Auteur       Annika Rieger
Auteur       Sebastian Fenger
Auteur       Sebastian Neubert
Auteur       Matthias Weippert
Auteur       Steffi Kreuzfeld
Auteur       Regina Stoll
Volume       29
Numéro       7
Pages       1990-1998
Publication       Surgical Endoscopy
ISSN       1432-2218
Date       Jul 2015
Résumé       BACKGROUND: Working in the operating room is characterized by high demands and overall workload of the surgical team. Surgeons often report that they feel more stressed when operating as a primary surgeon than in the function as an assistant which has been confirmed in recent studies. In this study, intra-individual workload was assessed in both intraoperative functions using a multidimensional approach that combined objective and subjective measures in a realistic work setting. METHODS: Surgeons’ intraoperative psychophysiologic workload was assessed through a mobile health system. 25 surgeons agreed to take part in the 24-hour monitoring by giving their written informed consent.

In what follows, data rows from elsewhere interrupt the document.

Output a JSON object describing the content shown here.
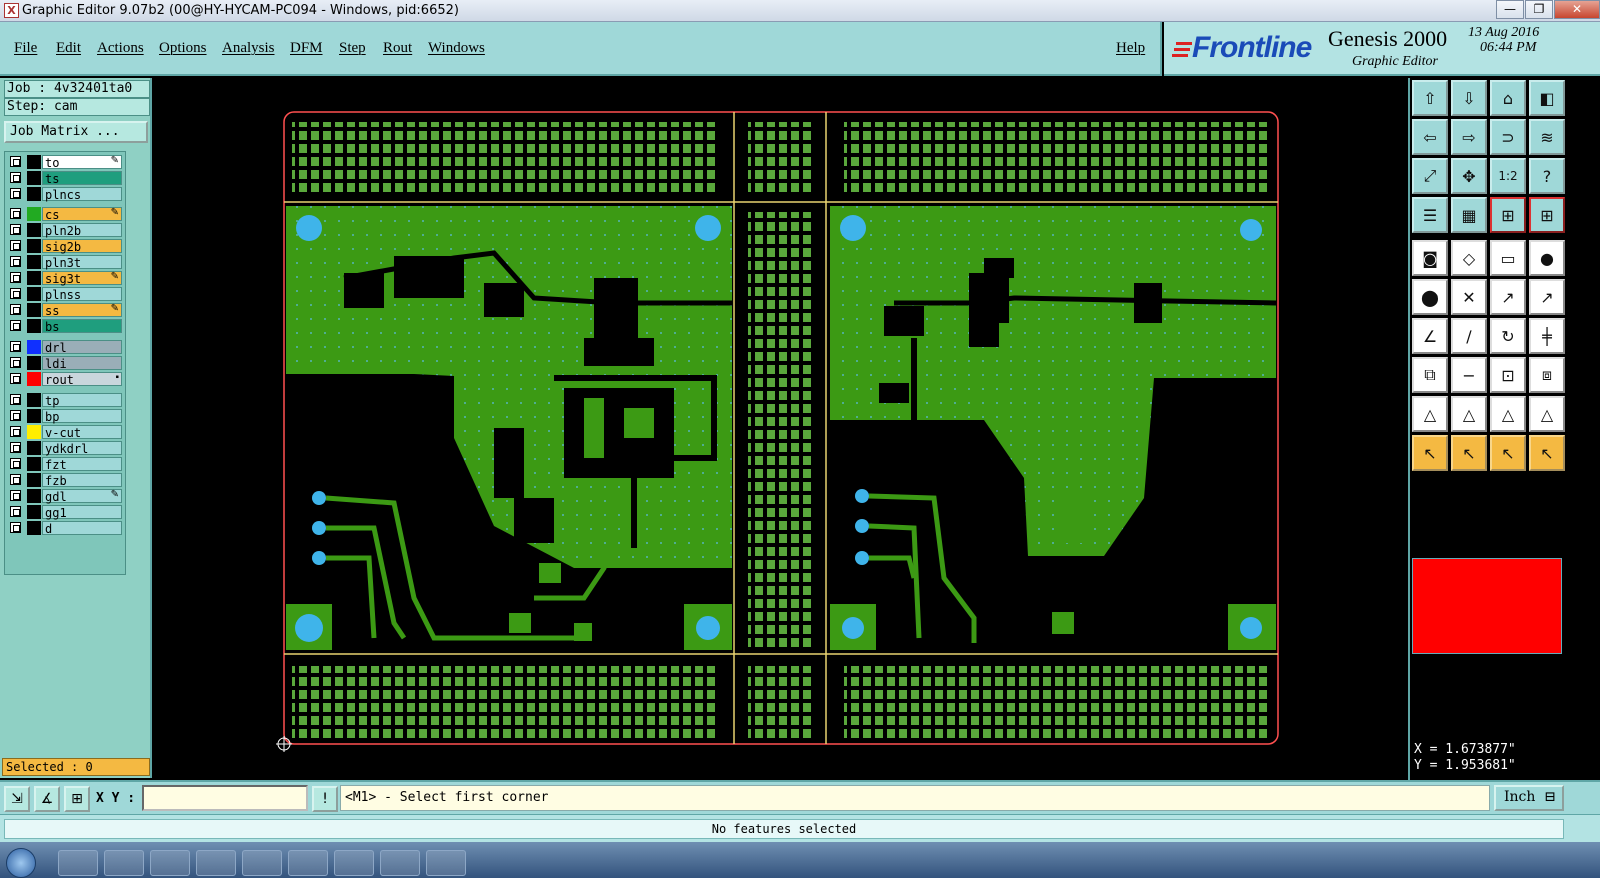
{
  "window": {
    "title": "Graphic Editor 9.07b2 (00@HY-HYCAM-PC094 - Windows, pid:6652)",
    "minimize": "—",
    "maximize": "❐",
    "close": "✕"
  },
  "menu": {
    "items": [
      "File",
      "Edit",
      "Actions",
      "Options",
      "Analysis",
      "DFM",
      "Step",
      "Rout",
      "Windows"
    ],
    "help": "Help"
  },
  "brand": {
    "logo": "Frontline",
    "product": "Genesis 2000",
    "subtitle": "Graphic Editor",
    "date": "13 Aug 2016",
    "time": "06:44 PM"
  },
  "job": {
    "job_label": "Job : 4v32401ta0",
    "step_label": "Step: cam",
    "matrix_button": "Job Matrix ..."
  },
  "layers": [
    {
      "name": "to",
      "bg": "#ffffff",
      "swatch": "#000000",
      "mark": "✎"
    },
    {
      "name": "ts",
      "bg": "#1f9e7e",
      "swatch": "#000000",
      "mark": ""
    },
    {
      "name": "plncs",
      "bg": "#9fd8d8",
      "swatch": "#000000",
      "mark": ""
    },
    {
      "name": "cs",
      "bg": "#f4b942",
      "swatch": "#22aa22",
      "mark": "✎"
    },
    {
      "name": "pln2b",
      "bg": "#9fd8d8",
      "swatch": "#000000",
      "mark": ""
    },
    {
      "name": "sig2b",
      "bg": "#f4b942",
      "swatch": "#000000",
      "mark": ""
    },
    {
      "name": "pln3t",
      "bg": "#9fd8d8",
      "swatch": "#000000",
      "mark": ""
    },
    {
      "name": "sig3t",
      "bg": "#f4b942",
      "swatch": "#000000",
      "mark": "✎"
    },
    {
      "name": "plnss",
      "bg": "#9fd8d8",
      "swatch": "#000000",
      "mark": ""
    },
    {
      "name": "ss",
      "bg": "#f4b942",
      "swatch": "#000000",
      "mark": "✎"
    },
    {
      "name": "bs",
      "bg": "#1f9e7e",
      "swatch": "#000000",
      "mark": ""
    },
    {
      "name": "drl",
      "bg": "#9aaeb8",
      "swatch": "#1030ff",
      "mark": ""
    },
    {
      "name": "ldi",
      "bg": "#9aaeb8",
      "swatch": "#000000",
      "mark": ""
    },
    {
      "name": "rout",
      "bg": "#c9d6dc",
      "swatch": "#ff0000",
      "mark": "▪"
    },
    {
      "name": "tp",
      "bg": "#9fd8d8",
      "swatch": "#000000",
      "mark": ""
    },
    {
      "name": "bp",
      "bg": "#9fd8d8",
      "swatch": "#000000",
      "mark": ""
    },
    {
      "name": "v-cut",
      "bg": "#9fd8d8",
      "swatch": "#ffee00",
      "mark": ""
    },
    {
      "name": "ydkdrl",
      "bg": "#9fd8d8",
      "swatch": "#000000",
      "mark": ""
    },
    {
      "name": "fzt",
      "bg": "#9fd8d8",
      "swatch": "#000000",
      "mark": ""
    },
    {
      "name": "fzb",
      "bg": "#9fd8d8",
      "swatch": "#000000",
      "mark": ""
    },
    {
      "name": "gdl",
      "bg": "#9fd8d8",
      "swatch": "#000000",
      "mark": "✎"
    },
    {
      "name": "gg1",
      "bg": "#9fd8d8",
      "swatch": "#000000",
      "mark": ""
    },
    {
      "name": "d",
      "bg": "#9fd8d8",
      "swatch": "#000000",
      "mark": ""
    }
  ],
  "selection": {
    "label": "Selected : 0"
  },
  "tools": {
    "row_glyphs": [
      "⇧",
      "⇩",
      "⌂",
      "◧",
      "⇦",
      "⇨",
      "⊃",
      "≋",
      "⤢",
      "✥",
      "1:2",
      "?",
      "☰",
      "▦",
      "⊞",
      "⊞",
      "◙",
      "◇",
      "▭",
      "●",
      "⬤",
      "✕",
      "↗",
      "↗",
      "∠",
      "∕",
      "↻",
      "╪",
      "⧉",
      "−",
      "⊡",
      "⧈",
      "△",
      "△",
      "△",
      "△",
      "↖",
      "↖",
      "↖",
      "↖"
    ]
  },
  "coords": {
    "x": "X = 1.673877\"",
    "y": "Y = 1.953681\""
  },
  "command": {
    "xy_label": "X Y :",
    "xy_value": "",
    "prompt": "<M1> - Select first corner",
    "alert_button": "!",
    "unit": "Inch"
  },
  "status": {
    "text": "No features selected"
  },
  "colors": {
    "copper": "#3c9a14",
    "pad": "#5aa83c",
    "hole": "#3fb4ea",
    "outline": "#e8d270",
    "rout": "#ff5050"
  }
}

The mobile health system contained a sensor electronic module integrated in a chest belt and measuring physiological parameters such as heart rate (HR), breathing rate (BR), and skin temperature. Subjective workload was assessed pre- and postoperatively using an electronic version of the NASA-TLX on a smartphone. The smartphone served as a communication unit and transferred objective and subjective measures to a communication server where data were stored and analyzed. RESULTS: Working as a primary surgeon did not result in higher workload. Neither NASA-TLX ratings nor physiological workload indicators were related to intraoperative function. In contrast, length of surgeries had a significant impact on intraoperative physical demands (p < 0.05; η(2) = 0.283), temporal demands (p < 0.05; η(2) = 0.260), effort (p < 0.05; η(2) = 0.287), and NASA-TLX sum score (p < 0.01; η(2) = 0.287). CONCLUSIONS: Intra-individual workload differences do not relate to intraoperative role of surgeons when length of surgery is considered as covariate. An intelligent operating management that considers the length of surgeries by implementing short breaks could contribute to the optimization of intraoperative workload and the preservation of surgeons’ health, respectively. The value of mobile health systems for continuous psychophysiologic workload assessment was shown.